Kakenya Ntaiya (born 1978) is a Kenyan educator, feminist and social activist.

She is the founder and president of the Kakenya Center for Excellence, a primary boarding school for girls in the Maasai village of Enoosaen. The first class of 30 students enrolled in May 2009. The center requires that parents agree not to subject their enrolled daughters to female genital mutilation (FGM/C) or forced marriage.

== Early life and education ==
Ntaiya is the eldest of eight children. Maasai tradition and culture dictated that Ntaiya should be engaged around the age of five, undergo female genital mutilation (FGM) as a teenager, and then leave school to marry. Instead, she negotiated with her father that she would undergo FGM if that meant she could continue her education and complete high school.

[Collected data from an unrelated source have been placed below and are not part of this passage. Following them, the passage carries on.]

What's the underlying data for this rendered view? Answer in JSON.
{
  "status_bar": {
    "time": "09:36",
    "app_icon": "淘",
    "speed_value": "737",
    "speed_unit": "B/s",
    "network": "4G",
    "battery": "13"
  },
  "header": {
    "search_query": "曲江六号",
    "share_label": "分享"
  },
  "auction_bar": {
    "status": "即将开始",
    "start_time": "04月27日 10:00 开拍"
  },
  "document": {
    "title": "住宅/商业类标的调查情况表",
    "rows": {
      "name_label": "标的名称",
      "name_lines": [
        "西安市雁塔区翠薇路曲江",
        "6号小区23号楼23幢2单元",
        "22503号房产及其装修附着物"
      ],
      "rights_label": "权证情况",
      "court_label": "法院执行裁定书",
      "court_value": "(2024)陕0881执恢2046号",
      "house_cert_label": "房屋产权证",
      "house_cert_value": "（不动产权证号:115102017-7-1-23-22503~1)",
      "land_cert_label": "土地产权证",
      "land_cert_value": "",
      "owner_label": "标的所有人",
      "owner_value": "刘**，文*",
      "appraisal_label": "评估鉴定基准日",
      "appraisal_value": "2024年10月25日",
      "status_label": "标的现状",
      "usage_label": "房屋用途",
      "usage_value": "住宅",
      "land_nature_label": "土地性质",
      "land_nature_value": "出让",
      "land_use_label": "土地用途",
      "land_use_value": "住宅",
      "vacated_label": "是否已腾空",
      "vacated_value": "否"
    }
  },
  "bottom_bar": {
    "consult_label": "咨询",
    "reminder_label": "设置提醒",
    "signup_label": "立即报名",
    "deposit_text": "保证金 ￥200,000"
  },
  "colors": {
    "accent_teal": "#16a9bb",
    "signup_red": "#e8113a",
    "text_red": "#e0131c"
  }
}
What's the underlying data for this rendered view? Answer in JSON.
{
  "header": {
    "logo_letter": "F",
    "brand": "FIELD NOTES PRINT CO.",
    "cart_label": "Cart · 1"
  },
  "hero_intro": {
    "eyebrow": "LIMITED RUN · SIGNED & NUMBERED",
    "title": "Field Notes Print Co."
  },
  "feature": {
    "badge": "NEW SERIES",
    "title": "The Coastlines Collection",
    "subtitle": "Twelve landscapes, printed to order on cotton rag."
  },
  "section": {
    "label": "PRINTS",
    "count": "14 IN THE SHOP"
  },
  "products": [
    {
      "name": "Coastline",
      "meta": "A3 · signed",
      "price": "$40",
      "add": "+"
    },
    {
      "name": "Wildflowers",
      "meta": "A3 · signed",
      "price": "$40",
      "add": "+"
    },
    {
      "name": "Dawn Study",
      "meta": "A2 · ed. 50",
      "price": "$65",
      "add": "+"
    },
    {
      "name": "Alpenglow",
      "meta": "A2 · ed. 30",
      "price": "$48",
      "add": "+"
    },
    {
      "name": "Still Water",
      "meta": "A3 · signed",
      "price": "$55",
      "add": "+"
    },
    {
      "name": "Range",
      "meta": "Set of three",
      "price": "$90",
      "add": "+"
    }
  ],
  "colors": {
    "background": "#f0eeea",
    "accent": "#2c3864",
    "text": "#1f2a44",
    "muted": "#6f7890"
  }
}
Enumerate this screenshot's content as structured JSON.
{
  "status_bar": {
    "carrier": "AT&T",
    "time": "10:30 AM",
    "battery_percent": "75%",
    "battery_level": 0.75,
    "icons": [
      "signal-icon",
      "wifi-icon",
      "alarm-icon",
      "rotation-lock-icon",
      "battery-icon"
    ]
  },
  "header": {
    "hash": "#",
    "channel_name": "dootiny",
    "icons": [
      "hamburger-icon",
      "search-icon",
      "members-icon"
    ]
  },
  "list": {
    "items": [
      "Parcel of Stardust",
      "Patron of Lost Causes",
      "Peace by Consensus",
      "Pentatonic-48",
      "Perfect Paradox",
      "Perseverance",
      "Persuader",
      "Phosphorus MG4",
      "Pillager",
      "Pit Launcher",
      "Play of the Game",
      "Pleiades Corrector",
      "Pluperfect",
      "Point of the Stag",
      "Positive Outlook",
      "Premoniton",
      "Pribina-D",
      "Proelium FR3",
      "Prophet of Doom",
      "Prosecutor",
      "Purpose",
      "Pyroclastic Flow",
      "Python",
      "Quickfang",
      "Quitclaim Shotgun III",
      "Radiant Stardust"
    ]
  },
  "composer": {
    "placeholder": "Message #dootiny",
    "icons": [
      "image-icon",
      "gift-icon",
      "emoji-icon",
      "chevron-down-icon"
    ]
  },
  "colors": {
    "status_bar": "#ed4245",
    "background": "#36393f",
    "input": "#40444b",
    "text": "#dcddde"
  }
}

Ntaiya holds an undergraduate degree from Randolph-Macon Woman's College in Lynchburg, Virginia. While a student there, she was the subject of a four-part series in the Washington Post titled "Kakenya's Promise". Ntaiya went on to earn a Doctorate in Education from the University of Pittsburgh, where she was the recipient of the Sheth International Young Alumni Achievement Award.

== Awards ==
Ntaiya is the recipient of a number of awards that recognize her work to educate girls: Vital Voices Global Leadership Award (2011), CNN Top Ten Hero of the Year (2013), and the Global Women's Rights Award from the Feminist Majority Foundation (2013).